From the data given in part VI, it is concluded that changes in pressure potential of Gerbera petal cells can induce changes in the leakage of ions from the cells. The positive results of "pulsing" flowers, either with sugar (Kohl and Rundle, 1972; Mayak et al., 1973; Nichols, 1974; Sacalis and Chin, 1976) or mineral salts (Halevy, 1976), could also be a result of enhancing the pressure potential of the petal cells. Carnation flowers grown under dry conditions kept longer than those grown under moist irrigation regime (Hanan and Jasper, 1969; Mayak and Kofranek, 1976). It is likely, that the "dry grown" flowers have a higher pressure potential at the same water potential, than the "moist grown" flowers, as was found with leaves of plants grown in culture solutions with different osmotic potential (Jarvis and Jarvis, 1963).
For the 3 Gerbera cultivars used, there was a correlation between their keeping-quality and their pressure potential at day of harvest.
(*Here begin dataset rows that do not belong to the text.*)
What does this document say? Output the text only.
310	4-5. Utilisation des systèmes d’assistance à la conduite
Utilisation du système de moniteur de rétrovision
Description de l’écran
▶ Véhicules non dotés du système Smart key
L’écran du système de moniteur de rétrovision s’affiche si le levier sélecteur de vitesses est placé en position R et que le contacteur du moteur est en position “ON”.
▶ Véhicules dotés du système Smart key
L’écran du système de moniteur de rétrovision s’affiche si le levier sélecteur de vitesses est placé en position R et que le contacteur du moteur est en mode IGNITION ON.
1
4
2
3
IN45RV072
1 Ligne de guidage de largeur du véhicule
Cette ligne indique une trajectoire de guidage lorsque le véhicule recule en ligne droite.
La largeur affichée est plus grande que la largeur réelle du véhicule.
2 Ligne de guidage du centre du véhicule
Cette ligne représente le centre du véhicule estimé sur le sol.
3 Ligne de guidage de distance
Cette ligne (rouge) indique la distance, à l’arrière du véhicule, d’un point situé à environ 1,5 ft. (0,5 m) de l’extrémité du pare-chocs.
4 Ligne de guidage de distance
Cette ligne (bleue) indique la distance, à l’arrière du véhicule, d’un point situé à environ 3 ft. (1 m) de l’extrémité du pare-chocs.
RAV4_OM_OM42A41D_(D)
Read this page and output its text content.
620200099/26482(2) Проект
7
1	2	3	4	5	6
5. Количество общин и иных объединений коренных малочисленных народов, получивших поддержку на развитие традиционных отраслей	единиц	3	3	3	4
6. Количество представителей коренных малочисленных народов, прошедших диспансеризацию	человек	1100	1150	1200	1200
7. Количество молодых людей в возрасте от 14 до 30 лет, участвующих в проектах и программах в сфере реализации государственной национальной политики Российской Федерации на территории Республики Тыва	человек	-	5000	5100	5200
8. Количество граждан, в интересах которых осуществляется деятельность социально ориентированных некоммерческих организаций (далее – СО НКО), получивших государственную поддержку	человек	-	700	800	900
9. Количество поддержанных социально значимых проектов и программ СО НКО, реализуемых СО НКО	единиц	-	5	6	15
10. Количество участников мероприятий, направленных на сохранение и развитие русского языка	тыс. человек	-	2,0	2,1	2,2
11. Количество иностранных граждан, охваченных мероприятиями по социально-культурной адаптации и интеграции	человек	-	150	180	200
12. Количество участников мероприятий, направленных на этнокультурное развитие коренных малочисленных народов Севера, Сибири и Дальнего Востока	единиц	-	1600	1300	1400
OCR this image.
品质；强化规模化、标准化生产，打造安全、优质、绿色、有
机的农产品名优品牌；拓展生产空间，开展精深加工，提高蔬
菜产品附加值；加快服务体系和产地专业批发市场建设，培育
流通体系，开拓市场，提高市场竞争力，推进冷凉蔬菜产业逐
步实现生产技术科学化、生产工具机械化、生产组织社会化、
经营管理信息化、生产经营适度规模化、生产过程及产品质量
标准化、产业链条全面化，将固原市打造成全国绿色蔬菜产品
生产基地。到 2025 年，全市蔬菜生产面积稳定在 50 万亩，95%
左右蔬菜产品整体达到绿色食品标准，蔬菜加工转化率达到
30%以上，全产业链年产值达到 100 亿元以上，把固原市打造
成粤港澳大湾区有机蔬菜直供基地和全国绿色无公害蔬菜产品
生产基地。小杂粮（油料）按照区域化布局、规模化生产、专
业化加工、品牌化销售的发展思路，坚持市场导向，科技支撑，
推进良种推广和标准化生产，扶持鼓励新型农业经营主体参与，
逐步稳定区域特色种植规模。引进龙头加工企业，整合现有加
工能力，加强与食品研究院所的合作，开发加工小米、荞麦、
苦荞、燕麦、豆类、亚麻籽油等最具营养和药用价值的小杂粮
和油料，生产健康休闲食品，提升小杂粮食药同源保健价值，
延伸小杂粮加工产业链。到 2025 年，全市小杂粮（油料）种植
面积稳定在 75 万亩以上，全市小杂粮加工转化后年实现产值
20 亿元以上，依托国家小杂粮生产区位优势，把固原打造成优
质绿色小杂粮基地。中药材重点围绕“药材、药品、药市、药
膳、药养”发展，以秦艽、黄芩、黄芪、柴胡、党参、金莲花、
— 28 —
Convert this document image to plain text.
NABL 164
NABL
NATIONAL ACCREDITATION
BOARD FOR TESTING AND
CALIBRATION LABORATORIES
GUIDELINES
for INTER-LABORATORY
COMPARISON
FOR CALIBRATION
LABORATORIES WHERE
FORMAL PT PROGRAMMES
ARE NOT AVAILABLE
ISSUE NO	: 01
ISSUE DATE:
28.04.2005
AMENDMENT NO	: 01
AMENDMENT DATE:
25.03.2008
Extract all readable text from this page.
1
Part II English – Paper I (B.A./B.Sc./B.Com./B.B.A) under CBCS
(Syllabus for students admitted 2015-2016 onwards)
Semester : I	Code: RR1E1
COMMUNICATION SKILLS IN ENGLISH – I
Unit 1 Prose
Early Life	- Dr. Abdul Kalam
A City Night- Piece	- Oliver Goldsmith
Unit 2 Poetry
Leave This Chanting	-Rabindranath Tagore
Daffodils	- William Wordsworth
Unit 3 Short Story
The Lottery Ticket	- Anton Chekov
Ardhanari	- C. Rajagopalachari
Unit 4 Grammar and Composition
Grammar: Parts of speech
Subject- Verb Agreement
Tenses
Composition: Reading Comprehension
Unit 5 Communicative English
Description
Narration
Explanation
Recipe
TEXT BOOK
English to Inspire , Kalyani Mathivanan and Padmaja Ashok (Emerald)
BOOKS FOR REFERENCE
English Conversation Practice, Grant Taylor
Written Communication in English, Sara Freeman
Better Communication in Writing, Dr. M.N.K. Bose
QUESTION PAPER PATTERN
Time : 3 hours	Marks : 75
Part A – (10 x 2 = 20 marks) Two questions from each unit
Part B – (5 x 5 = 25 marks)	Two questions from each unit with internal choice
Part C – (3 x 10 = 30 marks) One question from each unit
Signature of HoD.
When a decrease of pressure potential initiates an increase of ion leakage, and subsequently causes a decrease of water content, the process of ageing will accelerate itself, once it has began.
There seems to be a discrepancy between the conclusion that pressure potential of petal cells influences ion leakage of the cells and the data in Fig. 4 of part III where induced changes of water content did not influence ion leakage. The changes in water content in part III, however, were induced within 24 h, while the results in part VI were obtained when pressure potential was influenced during some days.
The dominant influence of ion leakage on water relations, as demonstrated in parts III and IV, and the results of part VI suggest strongly that keeping pressure potential of flower petals above a certain level will be very important for a good keeping-quality of cut flowers. It might be possible that pressure potential at day of harvest, can be a selection criterion for potential keeping-quality of cut flowers.